Department stores so far have been the target of such splits, with pressure also reportedly being applied to Kohl’s, while big-box stores and mass merchants have not. At Saks, preserving cohesive branding, merchandising and omnichannel experience took hundreds of contractual agreements between the two newly independent entities, which many analysts see as especially burdensome for the physical stores’ company. HBC’s off-price Saks Off 5th and Hudson’s Bay Co. also subsequently took that route.

If Macy’s hopes to stay intact, it may have undermined that goal with its recent announcement that it will launch a third-party seller platform next year, according to GlobalData Managing Director Neil Saunders.

“A possible danger of the marketplace is that it will decrease the overlap between stores and online which will, in turn, amplify the calls for Macy’s to spin off e-commerce,” Saunders said in e-mailed comments. “At present, this is a strategy the management firmly resists – and is something we applaud them for – but we do not see the matter going away any time soon. In our view, tearing digital and store asunder would be a huge mistake and would, over time, be the death-knell for Macy’s as a mainstream brand.”
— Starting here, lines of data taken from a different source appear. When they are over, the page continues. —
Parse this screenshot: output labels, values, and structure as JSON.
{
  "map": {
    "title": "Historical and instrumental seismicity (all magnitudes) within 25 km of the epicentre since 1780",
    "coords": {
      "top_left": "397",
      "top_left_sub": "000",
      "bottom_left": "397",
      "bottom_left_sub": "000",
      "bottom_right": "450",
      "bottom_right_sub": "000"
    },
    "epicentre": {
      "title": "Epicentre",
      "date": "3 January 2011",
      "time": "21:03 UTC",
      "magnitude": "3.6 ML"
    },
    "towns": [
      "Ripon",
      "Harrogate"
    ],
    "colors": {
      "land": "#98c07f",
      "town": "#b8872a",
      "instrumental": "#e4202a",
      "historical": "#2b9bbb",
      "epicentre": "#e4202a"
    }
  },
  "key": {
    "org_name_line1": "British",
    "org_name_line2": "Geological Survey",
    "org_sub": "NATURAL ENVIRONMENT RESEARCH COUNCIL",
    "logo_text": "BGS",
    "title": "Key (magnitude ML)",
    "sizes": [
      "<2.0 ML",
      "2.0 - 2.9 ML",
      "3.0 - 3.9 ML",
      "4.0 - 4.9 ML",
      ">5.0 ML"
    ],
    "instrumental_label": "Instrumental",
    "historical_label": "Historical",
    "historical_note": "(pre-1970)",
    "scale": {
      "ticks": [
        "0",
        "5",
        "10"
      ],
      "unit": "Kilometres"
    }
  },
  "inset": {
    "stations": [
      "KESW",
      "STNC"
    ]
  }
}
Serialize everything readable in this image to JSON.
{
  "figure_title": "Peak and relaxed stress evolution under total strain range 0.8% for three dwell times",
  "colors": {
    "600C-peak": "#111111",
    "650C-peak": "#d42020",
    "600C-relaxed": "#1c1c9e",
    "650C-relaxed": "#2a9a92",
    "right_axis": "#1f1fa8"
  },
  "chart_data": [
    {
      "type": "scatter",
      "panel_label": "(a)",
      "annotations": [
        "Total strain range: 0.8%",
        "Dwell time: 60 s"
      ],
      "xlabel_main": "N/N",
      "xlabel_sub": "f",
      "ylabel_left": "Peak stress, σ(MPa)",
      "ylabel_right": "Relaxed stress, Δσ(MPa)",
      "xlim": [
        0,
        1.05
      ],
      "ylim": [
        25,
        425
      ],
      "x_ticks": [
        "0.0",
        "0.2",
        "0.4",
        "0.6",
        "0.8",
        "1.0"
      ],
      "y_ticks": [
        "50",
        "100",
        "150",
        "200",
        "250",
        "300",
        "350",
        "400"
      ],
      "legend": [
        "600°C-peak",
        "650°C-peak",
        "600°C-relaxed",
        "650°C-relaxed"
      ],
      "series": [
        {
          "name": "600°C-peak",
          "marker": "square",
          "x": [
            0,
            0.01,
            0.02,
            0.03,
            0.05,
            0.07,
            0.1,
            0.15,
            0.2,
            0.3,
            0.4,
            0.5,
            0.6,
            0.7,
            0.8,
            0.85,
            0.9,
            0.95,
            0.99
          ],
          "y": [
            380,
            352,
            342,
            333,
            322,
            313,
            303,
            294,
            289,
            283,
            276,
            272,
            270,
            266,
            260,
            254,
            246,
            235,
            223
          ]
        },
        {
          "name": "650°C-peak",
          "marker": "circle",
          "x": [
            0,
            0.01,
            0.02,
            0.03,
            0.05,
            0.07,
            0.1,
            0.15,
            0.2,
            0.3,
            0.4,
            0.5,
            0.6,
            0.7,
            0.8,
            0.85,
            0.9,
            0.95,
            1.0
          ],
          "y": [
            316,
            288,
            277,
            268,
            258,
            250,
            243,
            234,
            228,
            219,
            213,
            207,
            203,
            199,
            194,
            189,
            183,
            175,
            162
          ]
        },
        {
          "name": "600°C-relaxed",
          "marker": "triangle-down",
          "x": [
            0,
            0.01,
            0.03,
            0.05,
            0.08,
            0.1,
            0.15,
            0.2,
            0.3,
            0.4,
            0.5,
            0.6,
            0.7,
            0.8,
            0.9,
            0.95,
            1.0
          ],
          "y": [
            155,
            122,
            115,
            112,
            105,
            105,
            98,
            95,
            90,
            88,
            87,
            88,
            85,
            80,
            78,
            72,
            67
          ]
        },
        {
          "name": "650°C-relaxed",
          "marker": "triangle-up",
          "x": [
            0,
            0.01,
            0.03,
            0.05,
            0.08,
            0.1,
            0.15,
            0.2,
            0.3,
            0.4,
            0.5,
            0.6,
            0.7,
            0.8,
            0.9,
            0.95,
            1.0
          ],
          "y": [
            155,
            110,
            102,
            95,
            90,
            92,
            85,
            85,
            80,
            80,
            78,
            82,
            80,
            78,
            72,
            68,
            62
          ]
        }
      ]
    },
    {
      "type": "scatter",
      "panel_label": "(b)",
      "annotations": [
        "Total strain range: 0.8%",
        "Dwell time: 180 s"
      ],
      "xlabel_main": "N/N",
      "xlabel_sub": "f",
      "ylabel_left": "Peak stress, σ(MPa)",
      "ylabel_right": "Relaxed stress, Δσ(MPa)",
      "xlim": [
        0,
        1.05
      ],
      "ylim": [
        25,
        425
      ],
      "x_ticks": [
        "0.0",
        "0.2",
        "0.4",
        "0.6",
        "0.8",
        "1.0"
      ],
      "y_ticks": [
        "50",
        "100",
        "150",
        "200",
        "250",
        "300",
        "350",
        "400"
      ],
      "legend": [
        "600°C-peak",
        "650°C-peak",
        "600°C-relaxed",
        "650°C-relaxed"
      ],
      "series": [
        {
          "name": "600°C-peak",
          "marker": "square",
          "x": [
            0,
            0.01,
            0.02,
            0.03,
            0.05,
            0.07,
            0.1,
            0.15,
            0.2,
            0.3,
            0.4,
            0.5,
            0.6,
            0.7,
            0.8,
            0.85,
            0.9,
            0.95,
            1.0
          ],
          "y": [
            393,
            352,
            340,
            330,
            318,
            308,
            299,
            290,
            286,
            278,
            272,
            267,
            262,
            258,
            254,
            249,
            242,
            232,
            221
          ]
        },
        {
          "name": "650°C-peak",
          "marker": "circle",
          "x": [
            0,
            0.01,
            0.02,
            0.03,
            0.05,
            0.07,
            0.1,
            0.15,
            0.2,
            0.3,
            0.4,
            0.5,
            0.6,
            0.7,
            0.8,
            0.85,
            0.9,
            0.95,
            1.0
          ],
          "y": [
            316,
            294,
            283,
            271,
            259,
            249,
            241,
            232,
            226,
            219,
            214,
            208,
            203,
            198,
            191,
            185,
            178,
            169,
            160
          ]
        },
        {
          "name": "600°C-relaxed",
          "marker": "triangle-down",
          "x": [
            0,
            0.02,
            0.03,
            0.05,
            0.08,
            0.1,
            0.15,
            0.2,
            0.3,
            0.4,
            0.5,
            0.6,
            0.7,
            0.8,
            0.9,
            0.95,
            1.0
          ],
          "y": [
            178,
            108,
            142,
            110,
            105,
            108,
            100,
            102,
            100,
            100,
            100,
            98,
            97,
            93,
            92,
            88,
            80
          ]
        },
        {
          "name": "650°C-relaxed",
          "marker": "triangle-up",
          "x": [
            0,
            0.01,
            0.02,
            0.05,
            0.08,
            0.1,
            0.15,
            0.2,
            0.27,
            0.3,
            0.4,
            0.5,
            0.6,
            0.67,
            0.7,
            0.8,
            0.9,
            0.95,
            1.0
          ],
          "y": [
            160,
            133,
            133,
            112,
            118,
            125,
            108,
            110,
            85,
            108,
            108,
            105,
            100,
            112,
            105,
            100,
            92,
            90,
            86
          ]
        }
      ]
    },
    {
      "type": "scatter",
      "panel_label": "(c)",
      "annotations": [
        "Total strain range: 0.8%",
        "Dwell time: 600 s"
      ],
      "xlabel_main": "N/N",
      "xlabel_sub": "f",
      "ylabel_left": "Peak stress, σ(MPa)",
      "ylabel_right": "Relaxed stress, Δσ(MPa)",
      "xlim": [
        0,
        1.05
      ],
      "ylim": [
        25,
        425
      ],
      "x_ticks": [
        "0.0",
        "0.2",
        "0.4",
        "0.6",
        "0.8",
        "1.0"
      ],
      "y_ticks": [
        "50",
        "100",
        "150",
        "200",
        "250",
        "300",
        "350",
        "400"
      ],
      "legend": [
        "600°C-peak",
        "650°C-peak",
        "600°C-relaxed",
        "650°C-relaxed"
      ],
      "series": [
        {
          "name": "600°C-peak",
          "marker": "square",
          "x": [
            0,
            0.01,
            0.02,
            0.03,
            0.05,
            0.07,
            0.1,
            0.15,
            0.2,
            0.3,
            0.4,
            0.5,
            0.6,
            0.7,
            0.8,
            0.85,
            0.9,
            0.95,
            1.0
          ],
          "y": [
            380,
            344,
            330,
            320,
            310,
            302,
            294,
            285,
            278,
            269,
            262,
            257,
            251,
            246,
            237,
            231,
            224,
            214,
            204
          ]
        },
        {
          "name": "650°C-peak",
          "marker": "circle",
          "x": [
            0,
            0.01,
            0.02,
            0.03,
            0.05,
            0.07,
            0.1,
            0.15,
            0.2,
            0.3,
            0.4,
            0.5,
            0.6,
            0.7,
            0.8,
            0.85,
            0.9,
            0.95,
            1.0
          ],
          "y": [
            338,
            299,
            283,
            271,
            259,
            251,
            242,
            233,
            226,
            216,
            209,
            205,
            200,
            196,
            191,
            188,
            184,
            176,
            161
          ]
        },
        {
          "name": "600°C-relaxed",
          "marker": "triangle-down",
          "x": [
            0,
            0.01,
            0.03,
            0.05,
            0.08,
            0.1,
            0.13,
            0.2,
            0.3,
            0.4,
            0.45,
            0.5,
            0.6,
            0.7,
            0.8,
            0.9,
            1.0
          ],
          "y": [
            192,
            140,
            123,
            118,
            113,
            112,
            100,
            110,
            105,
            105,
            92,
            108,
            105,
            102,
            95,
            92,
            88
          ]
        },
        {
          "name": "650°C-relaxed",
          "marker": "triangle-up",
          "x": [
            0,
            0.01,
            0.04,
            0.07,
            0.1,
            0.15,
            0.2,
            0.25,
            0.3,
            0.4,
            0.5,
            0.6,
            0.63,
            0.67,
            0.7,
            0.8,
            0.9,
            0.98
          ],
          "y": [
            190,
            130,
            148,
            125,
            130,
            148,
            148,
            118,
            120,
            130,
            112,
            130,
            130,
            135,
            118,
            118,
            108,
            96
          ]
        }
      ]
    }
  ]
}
Engaging AlixPartners doesn’t mean any split will proceed, but Macy’s leadership is obligated to consider it in an environment where its e-commerce operation holds unrealized value, according to Cowen & Co. Managing Director Oliver Chen.

“Investors most likely apply a discount to the physical sides,” he said by phone last month. “It comes back to the stock price. Macy’s trades at half-a-point times sales and e-commerce businesses trade at double that. From a financial perspective, a board of directors has to evaluate alternatives to maximize shareholder value.”